もう9月。久しぶりに雨も降り、まだまだ暑いながらやはり夏が終わりに近づいている気配。

この夏は日本でのんびりと。春が異常に忙しかったのと、体調を崩しまくっていたので、とにかく生活と健康を立て直すのに専念しました。家や書類の整理から始まり、溜まりに溜めていたメールや手紙の返事、貸して頂いた本やDVD,CDを聞いて、やっと秋から再スタート出来そうです。

暑いながら、A君のチェロ・リサイタルのお陰でピアノも張り切っています。8月は前から弾きたいと思っていた「展覧会の絵」を練習し始めました。時間的に長い(35分程)曲なので、なかなか手を付けられずにいたが、本気で練習をしだしたら思っていたより譜読みはそんなに大変ではなく、意外でした。弾き込みはこれからなので、これからが大変だと思うが、曲自体は分かり易いし、和声的には難解ではないの暗譜もし易い。ムソルグスキー自身、短期間で書いただけあって、感覚に訴えるところが大きい。それだから入り込み易いのかしら。

ムソルグスキーが展覧会で観た絵を曲にしているのだが、題名も付いているのでとても音楽的に想像しやすい。
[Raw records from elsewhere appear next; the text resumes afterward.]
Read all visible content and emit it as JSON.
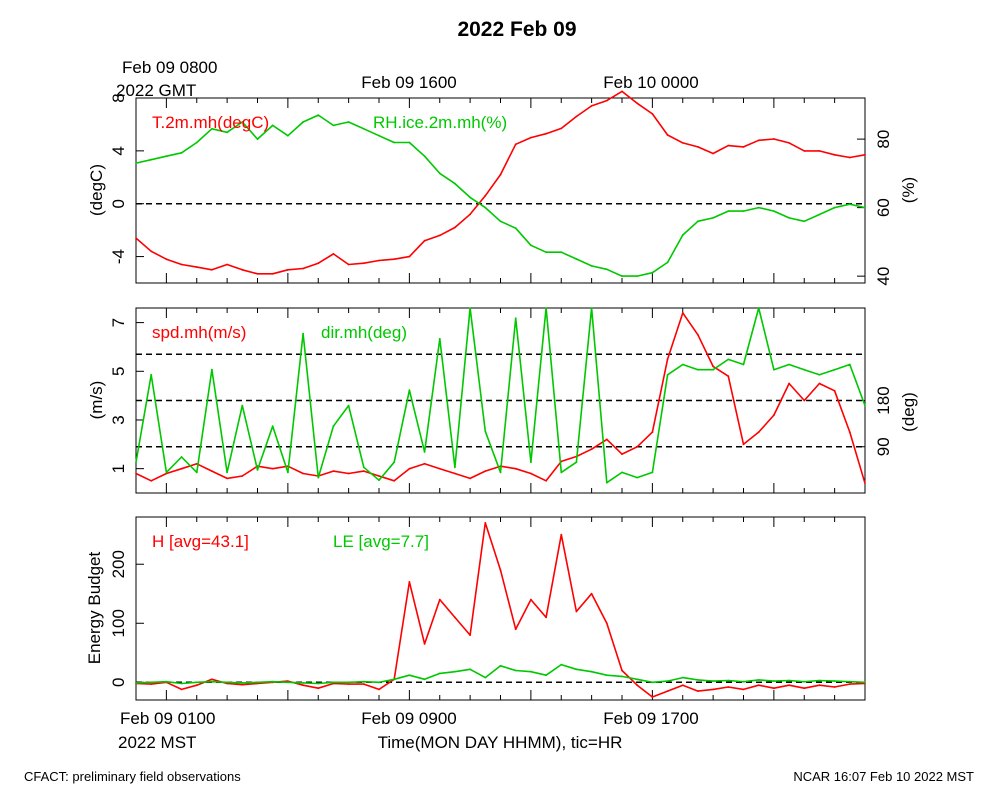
{
  "title": "2022 Feb 09",
  "top_time_labels": {
    "first_line1": "Feb 09 0800",
    "first_line2": "2022 GMT",
    "second": "Feb 09 1600",
    "third": "Feb 10 0000"
  },
  "bottom_time_labels": {
    "first_line1": "Feb 09 0100",
    "first_line2": "2022 MST",
    "second": "Feb 09 0900",
    "third": "Feb 09 1700"
  },
  "xlabel": "Time(MON DAY HHMM), tic=HR",
  "footer_left": "CFACT: preliminary field observations",
  "footer_right": "NCAR 16:07 Feb 10 2022 MST",
  "colors": {
    "red": "#ff0000",
    "green": "#00c800"
  },
  "chart_data": [
    {
      "type": "line",
      "panel": "top",
      "xlim": [
        0,
        24
      ],
      "x_unit": "hours since Feb 09 0000 MST",
      "ylabel_left": "(degC)",
      "ylim_left": [
        -6,
        8
      ],
      "yticks_left": [
        -4,
        0,
        4,
        8
      ],
      "ylabel_right": "(%)",
      "ylim_right": [
        38,
        92
      ],
      "yticks_right": [
        40,
        60,
        80
      ],
      "reference_lines_left": [
        0
      ],
      "series": [
        {
          "name": "T.2m.mh(degC)",
          "axis": "left",
          "color": "red",
          "x": [
            0,
            0.5,
            1,
            1.5,
            2,
            2.5,
            3,
            3.5,
            4,
            4.5,
            5,
            5.5,
            6,
            6.5,
            7,
            7.5,
            8,
            8.5,
            9,
            9.5,
            10,
            10.5,
            11,
            11.5,
            12,
            12.5,
            13,
            13.5,
            14,
            14.5,
            15,
            15.5,
            16,
            16.5,
            17,
            17.5,
            18,
            18.5,
            19,
            19.5,
            20,
            20.5,
            21,
            21.5,
            22,
            22.5,
            23,
            23.5,
            24
          ],
          "values": [
            -2.6,
            -3.6,
            -4.2,
            -4.6,
            -4.8,
            -5.0,
            -4.6,
            -5.0,
            -5.3,
            -5.3,
            -5.0,
            -4.9,
            -4.5,
            -3.8,
            -4.6,
            -4.5,
            -4.3,
            -4.2,
            -4.0,
            -2.8,
            -2.4,
            -1.8,
            -0.8,
            0.6,
            2.2,
            4.5,
            5.0,
            5.3,
            5.7,
            6.6,
            7.4,
            7.8,
            8.5,
            7.6,
            6.8,
            5.2,
            4.6,
            4.3,
            3.8,
            4.4,
            4.3,
            4.8,
            4.9,
            4.6,
            4.0,
            4.0,
            3.7,
            3.5,
            3.7
          ]
        },
        {
          "name": "RH.ice.2m.mh(%)",
          "axis": "right",
          "color": "green",
          "x": [
            0,
            0.5,
            1,
            1.5,
            2,
            2.5,
            3,
            3.5,
            4,
            4.5,
            5,
            5.5,
            6,
            6.5,
            7,
            7.5,
            8,
            8.5,
            9,
            9.5,
            10,
            10.5,
            11,
            11.5,
            12,
            12.5,
            13,
            13.5,
            14,
            14.5,
            15,
            15.5,
            16,
            16.5,
            17,
            17.5,
            18,
            18.5,
            19,
            19.5,
            20,
            20.5,
            21,
            21.5,
            22,
            22.5,
            23,
            23.5,
            24
          ],
          "values": [
            73,
            74,
            75,
            76,
            79,
            83,
            82,
            85,
            80,
            84,
            81,
            85,
            87,
            84,
            85,
            83,
            81,
            79,
            79,
            75,
            70,
            67,
            63,
            60,
            56,
            54,
            49,
            47,
            47,
            45,
            43,
            42,
            40,
            40,
            41,
            44,
            52,
            56,
            57,
            59,
            59,
            60,
            59,
            57,
            56,
            58,
            60,
            61,
            60
          ]
        }
      ]
    },
    {
      "type": "line",
      "panel": "middle",
      "xlim": [
        0,
        24
      ],
      "x_unit": "hours since Feb 09 0000 MST",
      "ylabel_left": "(m/s)",
      "ylim_left": [
        0,
        7.6
      ],
      "yticks_left": [
        1,
        3,
        5,
        7
      ],
      "ylabel_right": "(deg)",
      "ylim_right": [
        0,
        360
      ],
      "yticks_right": [
        90,
        180
      ],
      "reference_lines_right": [
        90,
        180,
        270
      ],
      "series": [
        {
          "name": "spd.mh(m/s)",
          "axis": "left",
          "color": "red",
          "x": [
            0,
            0.5,
            1,
            1.5,
            2,
            2.5,
            3,
            3.5,
            4,
            4.5,
            5,
            5.5,
            6,
            6.5,
            7,
            7.5,
            8,
            8.5,
            9,
            9.5,
            10,
            10.5,
            11,
            11.5,
            12,
            12.5,
            13,
            13.5,
            14,
            14.5,
            15,
            15.5,
            16,
            16.5,
            17,
            17.5,
            18,
            18.5,
            19,
            19.5,
            20,
            20.5,
            21,
            21.5,
            22,
            22.5,
            23,
            23.5,
            24
          ],
          "values": [
            0.8,
            0.5,
            0.8,
            1.0,
            1.2,
            0.9,
            0.6,
            0.7,
            1.1,
            1.0,
            1.1,
            0.8,
            0.7,
            0.9,
            0.8,
            0.9,
            0.7,
            0.5,
            1.0,
            1.2,
            1.0,
            0.8,
            0.6,
            0.9,
            1.1,
            1.0,
            0.8,
            0.5,
            1.3,
            1.5,
            1.8,
            2.2,
            1.6,
            1.9,
            2.5,
            5.5,
            7.4,
            6.5,
            5.2,
            4.8,
            2.0,
            2.5,
            3.2,
            4.5,
            3.8,
            4.5,
            4.2,
            2.5,
            0.4
          ]
        },
        {
          "name": "dir.mh(deg)",
          "axis": "right",
          "color": "green",
          "x": [
            0,
            0.5,
            1,
            1.5,
            2,
            2.5,
            3,
            3.5,
            4,
            4.5,
            5,
            5.5,
            6,
            6.5,
            7,
            7.5,
            8,
            8.5,
            9,
            9.5,
            10,
            10.5,
            11,
            11.5,
            12,
            12.5,
            13,
            13.5,
            14,
            14.5,
            15,
            15.5,
            16,
            16.5,
            17,
            17.5,
            18,
            18.5,
            19,
            19.5,
            20,
            20.5,
            21,
            21.5,
            22,
            22.5,
            23,
            23.5,
            24
          ],
          "values": [
            60,
            230,
            40,
            70,
            40,
            240,
            40,
            170,
            45,
            130,
            40,
            310,
            30,
            130,
            170,
            50,
            25,
            60,
            200,
            80,
            300,
            50,
            360,
            120,
            40,
            340,
            60,
            360,
            40,
            60,
            360,
            20,
            40,
            30,
            40,
            230,
            250,
            240,
            240,
            260,
            250,
            360,
            240,
            250,
            240,
            230,
            240,
            250,
            170
          ]
        }
      ]
    },
    {
      "type": "line",
      "panel": "bottom",
      "xlim": [
        0,
        24
      ],
      "x_unit": "hours since Feb 09 0000 MST",
      "ylabel_left": "Energy Budget",
      "ylim_left": [
        -30,
        280
      ],
      "yticks_left": [
        0,
        100,
        200
      ],
      "reference_lines_left": [
        0
      ],
      "series": [
        {
          "name": "H [avg=43.1]",
          "axis": "left",
          "color": "red",
          "x": [
            0,
            0.5,
            1,
            1.5,
            2,
            2.5,
            3,
            3.5,
            4,
            4.5,
            5,
            5.5,
            6,
            6.5,
            7,
            7.5,
            8,
            8.5,
            9,
            9.5,
            10,
            10.5,
            11,
            11.5,
            12,
            12.5,
            13,
            13.5,
            14,
            14.5,
            15,
            15.5,
            16,
            16.5,
            17,
            17.5,
            18,
            18.5,
            19,
            19.5,
            20,
            20.5,
            21,
            21.5,
            22,
            22.5,
            23,
            23.5,
            24
          ],
          "values": [
            -2,
            -3,
            0,
            -12,
            -5,
            5,
            -2,
            -4,
            -2,
            0,
            2,
            -5,
            -10,
            -2,
            -3,
            -3,
            -12,
            5,
            170,
            65,
            140,
            110,
            80,
            270,
            190,
            90,
            140,
            110,
            250,
            120,
            150,
            100,
            20,
            -5,
            -25,
            -15,
            -5,
            -15,
            -12,
            -8,
            -12,
            -5,
            -10,
            -5,
            -10,
            -5,
            -8,
            -3,
            -2
          ]
        },
        {
          "name": "LE [avg=7.7]",
          "axis": "left",
          "color": "green",
          "x": [
            0,
            0.5,
            1,
            1.5,
            2,
            2.5,
            3,
            3.5,
            4,
            4.5,
            5,
            5.5,
            6,
            6.5,
            7,
            7.5,
            8,
            8.5,
            9,
            9.5,
            10,
            10.5,
            11,
            11.5,
            12,
            12.5,
            13,
            13.5,
            14,
            14.5,
            15,
            15.5,
            16,
            16.5,
            17,
            17.5,
            18,
            18.5,
            19,
            19.5,
            20,
            20.5,
            21,
            21.5,
            22,
            22.5,
            23,
            23.5,
            24
          ],
          "values": [
            -1,
            0,
            1,
            -2,
            0,
            1,
            0,
            -1,
            0,
            1,
            0,
            -1,
            -2,
            0,
            0,
            1,
            0,
            5,
            12,
            5,
            15,
            18,
            22,
            8,
            28,
            20,
            18,
            12,
            30,
            22,
            18,
            12,
            10,
            5,
            0,
            2,
            8,
            4,
            2,
            3,
            1,
            4,
            2,
            3,
            1,
            3,
            2,
            1,
            0
          ]
        }
      ]
    }
  ]
}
歳を重ねて、色々と指の柔軟性が無くなったり、無意識の攻めのエネルギーが減っている代わりに想像力がとにかくたくましくなっている気がします(笑)。学生時代の最大の悩みの一つが演奏家としての想像力が無さ過ぎるのではないかだったが、今では苦しんで探さなくても、あらゆるイメージが沸くようになって楽しい。音楽が直接、自分の心や思い、経験や記憶と一致するようになって来ているからだと思う。

それにしても、邦題「小人」と付いている曲は英語だと「Gnome」となっていて、これはよくアメリカやヨーロッパの庭に置いてある赤い帽子をかぶっていて白ヒゲのある、ほのぼのとしたイメージのあの小人です。ムソルグスキーはロシア人なので英語の訳も合っているのか分からないが、それにしても、曲自体は相当不機嫌な人相の悪そうな小人の感じです。ムソルグスキーが実際に観た展覧会の絵は現在残っていないので実際はどんなだったか分からないのだが、この世の中に恨みたっぷりの怖い感じの小人を想像しちゃっています。

元の絵が残っていないだけに、自分で一曲一曲想像出来るのは逆にとても楽しい。おまけに絵ではなく、音楽を通しての感じ方になるので、時間的、空間的な3次元の想像になるので想像力もどんどん幅が広がっています。広がり過ぎかも。。。